Filed Pursuant to Rule 424(b)(5)
Registration No. 333-286954
AMENDMENT NO. 1 DATED JULY 11, 2025
To Prospectus Dated May 15, 2025
I-MAB
Up to $50,000,000
American Depositary Shares representing Ordinary Shares
This Amendment No. 1 to Prospectus (this “Amendment”) amends our prospectus, dated May 15, 2025 (the “Prospectus”), relating to the offer and sale of up to $21,000,000 of our American Depositary Shares (“ADSs”), each ten (10) ADSs representing twenty-three (23) ordinary shares, par value $0.0001 per share. This Amendment should be read in conjunction with the Prospectus, and is qualified by reference thereto, except to the extent that the information herein amends or supersedes the information contained in the Prospectus. This Amendment is not complete without, and may only be delivered or utilized in connection with, the Prospectus and any future amendments or supplements thereto.

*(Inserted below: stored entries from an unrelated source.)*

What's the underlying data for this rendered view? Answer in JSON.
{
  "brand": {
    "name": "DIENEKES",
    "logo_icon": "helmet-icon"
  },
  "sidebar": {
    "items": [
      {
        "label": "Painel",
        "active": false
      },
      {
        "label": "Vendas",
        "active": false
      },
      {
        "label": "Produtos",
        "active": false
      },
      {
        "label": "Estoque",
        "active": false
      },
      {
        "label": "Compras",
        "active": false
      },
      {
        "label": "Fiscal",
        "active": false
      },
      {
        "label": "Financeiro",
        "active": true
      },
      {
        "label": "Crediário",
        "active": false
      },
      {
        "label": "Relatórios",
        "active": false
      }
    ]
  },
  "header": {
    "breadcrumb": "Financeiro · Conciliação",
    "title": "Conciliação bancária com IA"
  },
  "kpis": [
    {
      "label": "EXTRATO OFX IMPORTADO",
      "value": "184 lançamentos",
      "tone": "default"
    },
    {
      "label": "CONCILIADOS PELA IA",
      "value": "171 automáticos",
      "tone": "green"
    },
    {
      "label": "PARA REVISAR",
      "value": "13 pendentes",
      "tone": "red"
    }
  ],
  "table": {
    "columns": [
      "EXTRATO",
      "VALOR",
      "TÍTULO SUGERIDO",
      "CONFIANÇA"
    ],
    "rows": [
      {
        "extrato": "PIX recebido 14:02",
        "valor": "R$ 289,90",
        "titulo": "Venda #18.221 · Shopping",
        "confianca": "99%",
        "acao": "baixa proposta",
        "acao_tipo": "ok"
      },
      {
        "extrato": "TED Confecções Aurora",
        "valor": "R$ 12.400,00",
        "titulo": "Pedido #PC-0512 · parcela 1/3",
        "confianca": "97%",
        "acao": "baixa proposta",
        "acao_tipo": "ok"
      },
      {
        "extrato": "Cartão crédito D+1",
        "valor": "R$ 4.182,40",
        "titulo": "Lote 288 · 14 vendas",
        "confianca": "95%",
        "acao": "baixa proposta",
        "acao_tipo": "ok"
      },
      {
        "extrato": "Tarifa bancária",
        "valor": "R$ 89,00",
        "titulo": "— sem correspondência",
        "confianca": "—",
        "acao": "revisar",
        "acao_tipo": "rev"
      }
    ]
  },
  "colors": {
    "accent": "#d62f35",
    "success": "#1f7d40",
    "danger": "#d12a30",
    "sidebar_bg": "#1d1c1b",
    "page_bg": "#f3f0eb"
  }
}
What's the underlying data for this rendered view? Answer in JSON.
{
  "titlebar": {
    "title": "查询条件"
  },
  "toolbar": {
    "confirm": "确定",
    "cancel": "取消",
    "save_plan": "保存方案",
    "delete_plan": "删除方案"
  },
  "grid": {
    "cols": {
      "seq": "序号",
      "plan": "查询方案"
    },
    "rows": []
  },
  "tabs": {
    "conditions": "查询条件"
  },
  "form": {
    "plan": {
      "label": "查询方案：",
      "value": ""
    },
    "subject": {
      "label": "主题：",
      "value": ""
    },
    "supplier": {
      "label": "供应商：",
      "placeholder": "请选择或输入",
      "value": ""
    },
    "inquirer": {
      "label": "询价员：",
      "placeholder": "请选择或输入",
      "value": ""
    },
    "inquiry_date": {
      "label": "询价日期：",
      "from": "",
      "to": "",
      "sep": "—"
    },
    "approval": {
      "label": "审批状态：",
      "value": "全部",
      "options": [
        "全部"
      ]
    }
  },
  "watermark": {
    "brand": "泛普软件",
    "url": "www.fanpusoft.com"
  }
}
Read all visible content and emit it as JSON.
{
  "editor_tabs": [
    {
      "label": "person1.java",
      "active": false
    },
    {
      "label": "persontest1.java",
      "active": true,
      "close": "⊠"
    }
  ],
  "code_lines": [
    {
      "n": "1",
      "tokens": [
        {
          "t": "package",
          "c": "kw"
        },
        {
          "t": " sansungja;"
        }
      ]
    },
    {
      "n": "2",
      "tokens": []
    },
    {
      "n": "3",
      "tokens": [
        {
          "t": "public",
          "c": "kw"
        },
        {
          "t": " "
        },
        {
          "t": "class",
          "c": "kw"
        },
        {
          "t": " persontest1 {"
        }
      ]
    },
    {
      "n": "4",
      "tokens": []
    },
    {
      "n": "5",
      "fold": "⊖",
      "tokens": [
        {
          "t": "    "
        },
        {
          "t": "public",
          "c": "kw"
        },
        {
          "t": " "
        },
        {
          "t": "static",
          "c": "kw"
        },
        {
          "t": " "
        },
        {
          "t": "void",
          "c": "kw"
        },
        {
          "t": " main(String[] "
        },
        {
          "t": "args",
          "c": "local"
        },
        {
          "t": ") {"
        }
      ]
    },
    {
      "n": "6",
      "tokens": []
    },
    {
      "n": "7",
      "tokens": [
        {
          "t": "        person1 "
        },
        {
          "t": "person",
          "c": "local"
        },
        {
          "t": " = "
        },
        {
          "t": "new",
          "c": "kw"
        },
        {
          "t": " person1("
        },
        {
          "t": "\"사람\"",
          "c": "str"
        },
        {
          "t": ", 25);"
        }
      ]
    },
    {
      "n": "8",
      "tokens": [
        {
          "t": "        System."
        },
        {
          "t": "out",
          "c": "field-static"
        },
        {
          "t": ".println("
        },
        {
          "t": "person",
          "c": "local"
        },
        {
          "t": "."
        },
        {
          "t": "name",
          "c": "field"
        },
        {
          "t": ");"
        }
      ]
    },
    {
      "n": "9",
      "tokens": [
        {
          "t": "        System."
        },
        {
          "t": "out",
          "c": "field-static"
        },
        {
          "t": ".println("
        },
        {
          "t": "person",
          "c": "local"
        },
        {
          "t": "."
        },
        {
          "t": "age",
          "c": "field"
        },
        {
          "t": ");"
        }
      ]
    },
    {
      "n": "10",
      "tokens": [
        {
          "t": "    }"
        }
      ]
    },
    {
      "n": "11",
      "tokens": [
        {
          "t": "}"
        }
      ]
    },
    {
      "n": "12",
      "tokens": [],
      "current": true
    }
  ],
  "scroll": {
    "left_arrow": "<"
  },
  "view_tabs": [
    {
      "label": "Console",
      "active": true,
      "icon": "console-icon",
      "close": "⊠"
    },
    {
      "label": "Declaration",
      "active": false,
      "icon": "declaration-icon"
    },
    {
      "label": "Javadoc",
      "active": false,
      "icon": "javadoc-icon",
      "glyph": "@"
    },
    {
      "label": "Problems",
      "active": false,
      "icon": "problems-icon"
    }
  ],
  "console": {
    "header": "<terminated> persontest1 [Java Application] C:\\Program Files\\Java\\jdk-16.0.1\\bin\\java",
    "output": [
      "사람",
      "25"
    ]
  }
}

We previously entered into a sales agreement, dated May 2, 2025 (the “Sales Agreement”), with Leerink Partners LLC (“Leerink Partners”), relating to the sale of our ADSs. As of the date of this Amendment, we have not sold any ADSs pursuant to the Sales Agreement and the Prospectus.
We are no longer subject to the General Instruction I.B.5 of Form F-3 as the aggregate market value of our ordinary shares (including ordinary shares represented by ADSs) held by non-affiliates equaled or exceeded $75.0 million as of June 9, 2025. Accordingly, we are filing this Amendment to update the maximum amount of ADSs that we are eligible to sell under the Prospectus. Following this Amendment, we may offer and sell ADSs having an aggregate offering price of up to $50,000,000 pursuant to this Amendment and the Prospectus in accordance with the terms of the Sales Agreement.
Our ADSs are currently listed on the Nasdaq Global Market (“Nasdaq”) under the symbol “IMAB”. On July 10, 2025, the last reported sales price of the ADSs on Nasdaq was $2.05 per ADS.
Investing in our securities involves risks. You should carefully consider the risks and uncertainties described under the heading “Risk Factors” on page 8 of the Prospectus and in the documents that are incorporated by reference into this Amendment and the Prospectus.
NEITHER THE SECURITIES AND EXCHANGE COMMISSION NOR ANY STATE SECURITIES COMMISSION HAS APPROVED OR DISAPPROVED OF THESE SECURITIES OR PASSED UPON THE ADEQUACY OR ACCURACY OF THIS PROSPECTUS SUPPLEMENT AND ACCOMPANYING PROSPECTUS. ANY REPRESENTATION TO THE CONTRARY IS A CRIMINAL OFFENSE.
Leerink Partners
The date of this Amendment No. 1 to Prospectus is July 11, 2025.